Seorang anak kecil berusia sembilan tahun pergi dari rumah memasuki dunia luar yang tak pernah dikenalnya, tanpa sanak kadang, tanpa tujuan, sudah tentu merupakan hal yang amat sengsara. Sembilan daripada sepuluh orang anak kecil tentu akan menangis dan minta diantar pulang oleh siapa saja yang dijumpainya kalau ia sudah kehabisan bekal dan tidak tahu harus makan apa dan minta tolong kepada siapa. Akan tetapi, Bu Song biarpun berusia sembilan tahun, namun ia bukan anak sembarangan. Semenjak berusia lima tahun ia sudah diajar membaca dan menulis. Setiap hari ia dijejali kitab-kitab dan pada masa itu, yang disebut kitab pelajaran hanyalah kitab-kitab filsafat, kitab-kitab sajak dan agama yang isinya berat-berat, segalanya ada hubungannya dengan kebatinan. Sekecil itu, Bu Song sudah mempunyai pemandangan yang luas, sudah dapat mempergunakan kebijakan dan dapat menangkap suara batin.

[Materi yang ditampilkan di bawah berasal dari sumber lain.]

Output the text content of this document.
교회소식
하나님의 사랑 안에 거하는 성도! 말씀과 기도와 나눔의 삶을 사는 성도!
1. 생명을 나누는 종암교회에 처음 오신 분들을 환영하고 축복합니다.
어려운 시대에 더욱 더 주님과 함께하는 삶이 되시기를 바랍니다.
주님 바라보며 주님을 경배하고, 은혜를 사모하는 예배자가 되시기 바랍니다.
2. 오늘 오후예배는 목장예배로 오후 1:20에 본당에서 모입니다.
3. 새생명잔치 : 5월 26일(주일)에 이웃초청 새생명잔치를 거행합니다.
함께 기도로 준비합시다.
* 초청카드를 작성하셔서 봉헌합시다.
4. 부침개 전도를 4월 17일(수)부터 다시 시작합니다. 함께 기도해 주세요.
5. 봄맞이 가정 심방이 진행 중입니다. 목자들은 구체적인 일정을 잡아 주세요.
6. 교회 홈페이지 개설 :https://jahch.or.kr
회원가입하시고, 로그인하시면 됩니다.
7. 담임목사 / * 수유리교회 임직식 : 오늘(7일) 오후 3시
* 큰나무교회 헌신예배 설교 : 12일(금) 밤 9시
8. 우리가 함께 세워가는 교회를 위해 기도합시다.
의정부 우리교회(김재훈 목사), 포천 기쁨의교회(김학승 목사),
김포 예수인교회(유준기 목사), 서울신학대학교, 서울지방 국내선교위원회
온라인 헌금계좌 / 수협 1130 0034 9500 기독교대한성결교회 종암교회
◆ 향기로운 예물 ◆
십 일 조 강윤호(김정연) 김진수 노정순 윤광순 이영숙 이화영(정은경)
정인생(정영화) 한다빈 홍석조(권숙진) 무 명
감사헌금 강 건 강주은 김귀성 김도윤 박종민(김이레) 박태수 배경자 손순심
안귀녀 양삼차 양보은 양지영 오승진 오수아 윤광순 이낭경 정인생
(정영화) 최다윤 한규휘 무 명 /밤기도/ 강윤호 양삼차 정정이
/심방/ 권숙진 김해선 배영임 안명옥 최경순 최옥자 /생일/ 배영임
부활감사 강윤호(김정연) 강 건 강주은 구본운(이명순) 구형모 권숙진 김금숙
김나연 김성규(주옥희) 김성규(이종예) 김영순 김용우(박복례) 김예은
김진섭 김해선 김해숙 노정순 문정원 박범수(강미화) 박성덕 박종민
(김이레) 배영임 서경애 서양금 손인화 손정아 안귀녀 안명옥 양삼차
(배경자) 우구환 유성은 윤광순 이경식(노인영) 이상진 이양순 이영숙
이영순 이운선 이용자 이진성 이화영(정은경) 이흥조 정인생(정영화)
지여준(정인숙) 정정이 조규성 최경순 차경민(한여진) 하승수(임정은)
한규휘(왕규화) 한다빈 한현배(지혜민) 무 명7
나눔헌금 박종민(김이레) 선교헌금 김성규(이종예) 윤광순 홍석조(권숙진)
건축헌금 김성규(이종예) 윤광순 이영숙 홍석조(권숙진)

Ia adalah putera Jenderal Kam Si Ek, seorang pahlawan yang patriotik, yang berdisiplin dan berbudi. Ibunya adalah seorang yang memiliki watak aneh dan keras membaja. Agaknya Bu Song mewarisi watak ibunya ini, maka hatinya keras, kemauannya besar dan kenekatannya bulat. Sekali ia mengambil keputusan, akan diterjangnya terus tanpa takut apa pun juga. Kekerasan hati inilah yang banyak menolongnya dalam perantauan yang tiada tujuan ini, kekerasan hati yang takkan dapat dilemahkan oleh ancaman maut sekalipun. Kemudian kebijaksanaan dan disiplin diri yang ia warisi dari ayahnya membuat ia dapat saja mencari jalan hidup. Bekalnya tidak banyak, namun sebelum habis sama sekali, ia sudah mempergunakan tenaganya untuk memenuhi kebutuhan perutnya. Ia tidak malu-malu untuk minta pekerjaan betapa kasar pun disetiap dusun, sekedar minta upah sebagai pengisi perutnya. Memotong kayu, menjaga sawah, mengembala kerbau, menggiling tahu, menuai gandum, bahkan mengangkut batu kali, apa saja akan dikerjakannya.